Amber M

After studying constitutional law, I have become all too familiar with the use of precedents. Precedent in laymen terms is simply a decision made prior to the one in question. Who ever is either upholding the precedent or deciding against it in latter is simply thinking one of the following: the precedent no longer applies, the precedent still stands, or the facts are not similar enough to reference this particular precedent. Llewellyn takes precedent and offers two different views, strict and loose. Of which he offers a more in depth look at the uses of the two views as well.

Strict view, as Llewellyn refers to is when the court does not reference a precedent. The precedent in question is undesirable to the judges; therefore the use of it is just as undesirable.

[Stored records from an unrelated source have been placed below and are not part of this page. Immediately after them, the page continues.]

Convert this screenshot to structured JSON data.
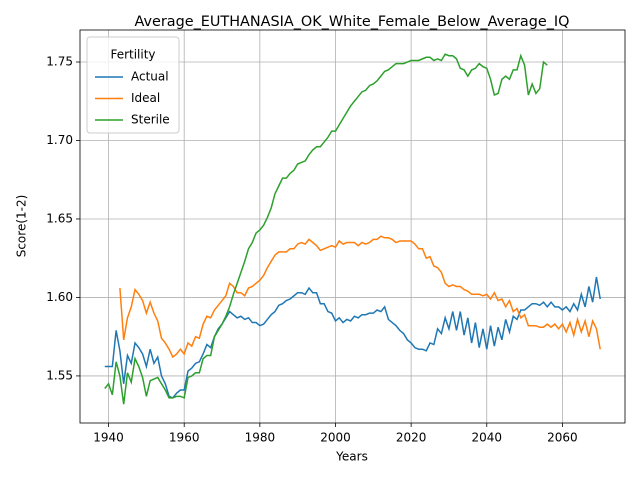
{
  "chart_data": {
    "type": "line",
    "title": "Average_EUTHANASIA_OK_White_Female_Below_Average_IQ",
    "x_label": "Years",
    "y_label": "Score(1-2)",
    "legend_title": "Fertility",
    "legend_loc": "upper left",
    "grid": true,
    "xlim": [
      1932.45,
      2076.55
    ],
    "ylim": [
      1.52,
      1.7704
    ],
    "xticks": [
      1940,
      1960,
      1980,
      2000,
      2020,
      2040,
      2060
    ],
    "yticks": [
      1.55,
      {
        "value": 1.6,
        "label": "1.60"
      },
      1.65,
      {
        "value": 1.7,
        "label": "1.70"
      },
      1.75
    ],
    "x": [
      1939,
      1940,
      1941,
      1942,
      1943,
      1944,
      1945,
      1946,
      1947,
      1948,
      1949,
      1950,
      1951,
      1952,
      1953,
      1954,
      1955,
      1956,
      1957,
      1958,
      1959,
      1960,
      1961,
      1962,
      1963,
      1964,
      1965,
      1966,
      1967,
      1968,
      1969,
      1970,
      1971,
      1972,
      1973,
      1974,
      1975,
      1976,
      1977,
      1978,
      1979,
      1980,
      1981,
      1982,
      1983,
      1984,
      1985,
      1986,
      1987,
      1988,
      1989,
      1990,
      1991,
      1992,
      1993,
      1994,
      1995,
      1996,
      1997,
      1998,
      1999,
      2000,
      2001,
      2002,
      2003,
      2004,
      2005,
      2006,
      2007,
      2008,
      2009,
      2010,
      2011,
      2012,
      2013,
      2014,
      2015,
      2016,
      2017,
      2018,
      2019,
      2020,
      2021,
      2022,
      2023,
      2024,
      2025,
      2026,
      2027,
      2028,
      2029,
      2030,
      2031,
      2032,
      2033,
      2034,
      2035,
      2036,
      2037,
      2038,
      2039,
      2040,
      2041,
      2042,
      2043,
      2044,
      2045,
      2046,
      2047,
      2048,
      2049,
      2050,
      2051,
      2052,
      2053,
      2054,
      2055,
      2056,
      2057,
      2058,
      2059,
      2060,
      2061,
      2062,
      2063,
      2064,
      2065,
      2066,
      2067,
      2068,
      2069,
      2070
    ],
    "series": [
      {
        "name": "Actual",
        "color": "#1f77b4",
        "values": [
          1.556,
          1.556,
          1.556,
          1.579,
          1.566,
          1.545,
          1.563,
          1.558,
          1.571,
          1.568,
          1.564,
          1.556,
          1.567,
          1.558,
          1.562,
          1.55,
          1.545,
          1.537,
          1.536,
          1.539,
          1.541,
          1.541,
          1.553,
          1.555,
          1.558,
          1.559,
          1.564,
          1.57,
          1.568,
          1.575,
          1.58,
          1.583,
          1.587,
          1.591,
          1.589,
          1.587,
          1.588,
          1.586,
          1.587,
          1.584,
          1.584,
          1.582,
          1.583,
          1.586,
          1.589,
          1.591,
          1.595,
          1.596,
          1.598,
          1.599,
          1.601,
          1.603,
          1.603,
          1.602,
          1.606,
          1.603,
          1.603,
          1.596,
          1.596,
          1.591,
          1.59,
          1.585,
          1.587,
          1.584,
          1.586,
          1.585,
          1.588,
          1.587,
          1.589,
          1.589,
          1.59,
          1.59,
          1.592,
          1.591,
          1.594,
          1.586,
          1.584,
          1.582,
          1.579,
          1.577,
          1.573,
          1.571,
          1.568,
          1.567,
          1.567,
          1.566,
          1.571,
          1.57,
          1.58,
          1.577,
          1.587,
          1.58,
          1.591,
          1.579,
          1.591,
          1.576,
          1.587,
          1.571,
          1.584,
          1.568,
          1.58,
          1.567,
          1.582,
          1.569,
          1.581,
          1.573,
          1.586,
          1.578,
          1.588,
          1.586,
          1.592,
          1.592,
          1.594,
          1.596,
          1.596,
          1.595,
          1.597,
          1.594,
          1.597,
          1.594,
          1.594,
          1.592,
          1.594,
          1.591,
          1.596,
          1.592,
          1.602,
          1.594,
          1.607,
          1.597,
          1.613,
          1.599
        ]
      },
      {
        "name": "Ideal",
        "color": "#ff7f0e",
        "values": [
          null,
          null,
          null,
          null,
          1.606,
          1.573,
          1.587,
          1.594,
          1.605,
          1.602,
          1.598,
          1.59,
          1.597,
          1.59,
          1.585,
          1.574,
          1.571,
          1.567,
          1.562,
          1.564,
          1.567,
          1.564,
          1.571,
          1.569,
          1.575,
          1.574,
          1.583,
          1.588,
          1.587,
          1.592,
          1.595,
          1.598,
          1.601,
          1.609,
          1.607,
          1.603,
          1.603,
          1.601,
          1.606,
          1.607,
          1.609,
          1.611,
          1.614,
          1.619,
          1.623,
          1.627,
          1.629,
          1.629,
          1.629,
          1.631,
          1.631,
          1.634,
          1.635,
          1.634,
          1.637,
          1.635,
          1.633,
          1.63,
          1.631,
          1.632,
          1.633,
          1.632,
          1.636,
          1.634,
          1.635,
          1.635,
          1.635,
          1.633,
          1.635,
          1.634,
          1.635,
          1.637,
          1.637,
          1.639,
          1.638,
          1.638,
          1.637,
          1.635,
          1.636,
          1.636,
          1.636,
          1.636,
          1.634,
          1.631,
          1.631,
          1.625,
          1.626,
          1.62,
          1.619,
          1.616,
          1.609,
          1.607,
          1.608,
          1.607,
          1.607,
          1.605,
          1.604,
          1.602,
          1.602,
          1.602,
          1.601,
          1.602,
          1.599,
          1.603,
          1.598,
          1.599,
          1.594,
          1.598,
          1.591,
          1.593,
          1.587,
          1.589,
          1.582,
          1.582,
          1.582,
          1.581,
          1.581,
          1.583,
          1.581,
          1.583,
          1.58,
          1.583,
          1.578,
          1.584,
          1.576,
          1.586,
          1.578,
          1.585,
          1.575,
          1.585,
          1.58,
          1.567
        ]
      },
      {
        "name": "Sterile",
        "color": "#2ca02c",
        "values": [
          1.542,
          1.545,
          1.538,
          1.559,
          1.55,
          1.532,
          1.552,
          1.546,
          1.561,
          1.556,
          1.549,
          1.537,
          1.547,
          1.548,
          1.549,
          1.545,
          1.541,
          1.536,
          1.536,
          1.537,
          1.537,
          1.536,
          1.549,
          1.55,
          1.552,
          1.552,
          1.561,
          1.563,
          1.563,
          1.575,
          1.579,
          1.583,
          1.588,
          1.594,
          1.602,
          1.609,
          1.616,
          1.623,
          1.631,
          1.635,
          1.641,
          1.643,
          1.646,
          1.651,
          1.657,
          1.666,
          1.671,
          1.676,
          1.676,
          1.679,
          1.681,
          1.685,
          1.686,
          1.687,
          1.691,
          1.694,
          1.696,
          1.696,
          1.699,
          1.702,
          1.706,
          1.706,
          1.71,
          1.714,
          1.718,
          1.722,
          1.725,
          1.728,
          1.731,
          1.732,
          1.735,
          1.736,
          1.738,
          1.741,
          1.744,
          1.745,
          1.747,
          1.749,
          1.749,
          1.749,
          1.75,
          1.751,
          1.751,
          1.751,
          1.752,
          1.753,
          1.753,
          1.751,
          1.752,
          1.751,
          1.755,
          1.754,
          1.754,
          1.752,
          1.746,
          1.745,
          1.741,
          1.745,
          1.746,
          1.749,
          1.747,
          1.746,
          1.739,
          1.729,
          1.73,
          1.739,
          1.741,
          1.739,
          1.745,
          1.745,
          1.754,
          1.748,
          1.729,
          1.736,
          1.73,
          1.733,
          1.75,
          1.748,
          null,
          null,
          null,
          null,
          null,
          null,
          null,
          null,
          null,
          null,
          null,
          null,
          null,
          null
        ]
      }
    ]
  }
}
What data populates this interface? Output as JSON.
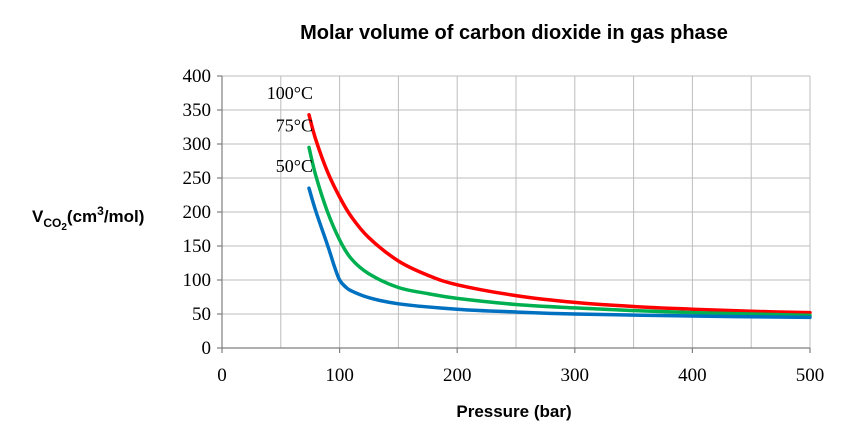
{
  "chart_data": {
    "type": "line",
    "title": "Molar volume of carbon dioxide in gas phase",
    "xlabel": "Pressure (bar)",
    "ylabel": {
      "prefix": "V",
      "subscript_main": "CO",
      "subscript_sub": "2",
      "unit_open": "(cm",
      "unit_sup": "3",
      "unit_close": "/mol)"
    },
    "xlim": [
      0,
      500
    ],
    "ylim": [
      0,
      400
    ],
    "x_ticks": [
      "0",
      "100",
      "200",
      "300",
      "400",
      "500"
    ],
    "y_ticks": [
      "0",
      "50",
      "100",
      "150",
      "200",
      "250",
      "300",
      "350",
      "400"
    ],
    "x_grid_step": 50,
    "y_grid_step": 50,
    "grid": true,
    "series": [
      {
        "name": "100°C",
        "color": "#ff0000",
        "x": [
          74,
          80,
          90,
          100,
          110,
          125,
          150,
          175,
          200,
          250,
          300,
          350,
          400,
          450,
          500
        ],
        "y": [
          343,
          305,
          258,
          222,
          193,
          162,
          128,
          107,
          93,
          77,
          67,
          61,
          57,
          54,
          52
        ]
      },
      {
        "name": "75°C",
        "color": "#00b050",
        "x": [
          74,
          80,
          90,
          100,
          110,
          125,
          150,
          175,
          200,
          250,
          300,
          350,
          400,
          450,
          500
        ],
        "y": [
          295,
          252,
          199,
          159,
          131,
          109,
          89,
          80,
          73,
          64,
          59,
          55,
          52,
          50,
          48
        ]
      },
      {
        "name": "50°C",
        "color": "#0070c0",
        "x": [
          74,
          80,
          90,
          95,
          100,
          105,
          110,
          125,
          150,
          200,
          250,
          300,
          400,
          500
        ],
        "y": [
          235,
          200,
          150,
          123,
          100,
          90,
          84,
          74,
          65,
          57,
          53,
          50,
          47,
          45
        ]
      }
    ]
  }
}
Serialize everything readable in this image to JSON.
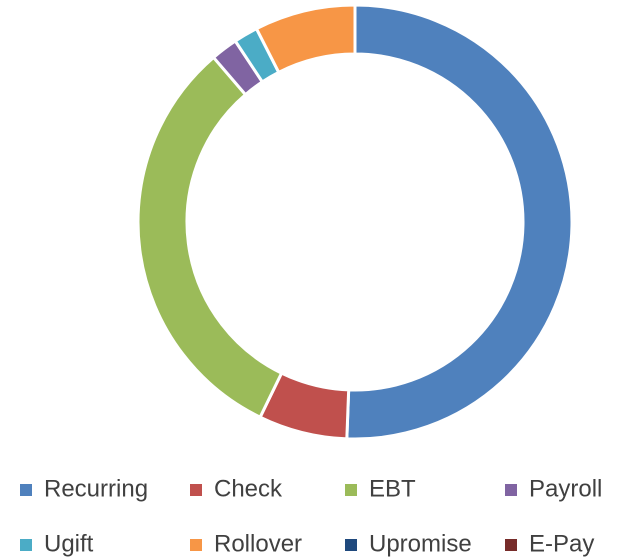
{
  "chart_data": {
    "type": "donut",
    "categories": [
      "Recurring",
      "Check",
      "EBT",
      "Payroll",
      "Ugift",
      "Rollover",
      "Upromise",
      "E-Pay"
    ],
    "values": [
      50.6,
      6.6,
      31.5,
      2,
      1.8,
      7.5,
      0,
      0
    ],
    "colors": [
      "#4f81bd",
      "#c0504d",
      "#9bbb59",
      "#8064a2",
      "#4bacc6",
      "#f79646",
      "#1f497d",
      "#772c2a"
    ],
    "legend": "bottom"
  }
}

Therefore, the court makes its own decision of the subject being brought before them. Loose view on the other hand is just the opposite. “…that is the view the court has decided, and decided authoritatively, any point or all points on which it chose after due argument, to pass…,” as Llewellyn describes loose view. The point here is that loose view is actually the idea that lawyers use to help predict the behavior of the courts. Under the loose view the use of precedent is most desired and on the contrary under strict view the use of precedent is least desired.

Plessey v. Ferguson (1896) when decided was a landmark for many years to come when questioning segregation. The decision made was, “separate but equal.” For many cases to come, the outcome remained the same, “stare decisis” or let the decision stand. It wasn’t until Brown v. Board of Education (1954) that the precedent from Plessey v. Ferguson was overturned and separate but equal was to be no longer, since separate but equal never really meant equal.

The previous point was made to illustrate the use of precedent and then the overturning of a precedent. Throughout my study of Con Law it was made clear that the Supreme Court never liked too, nor likes to overturn any previous ruling. I feel it is more along the lines of an ego problem; however that is just my personal opinion. Either way you look at it, there has not been many times where the court has overturned their own ruling. The court has however “amended” several rulings in order to make clearer their initial point. Precedent can be used for good, and for bad; it just depends what side of “the law” you are on.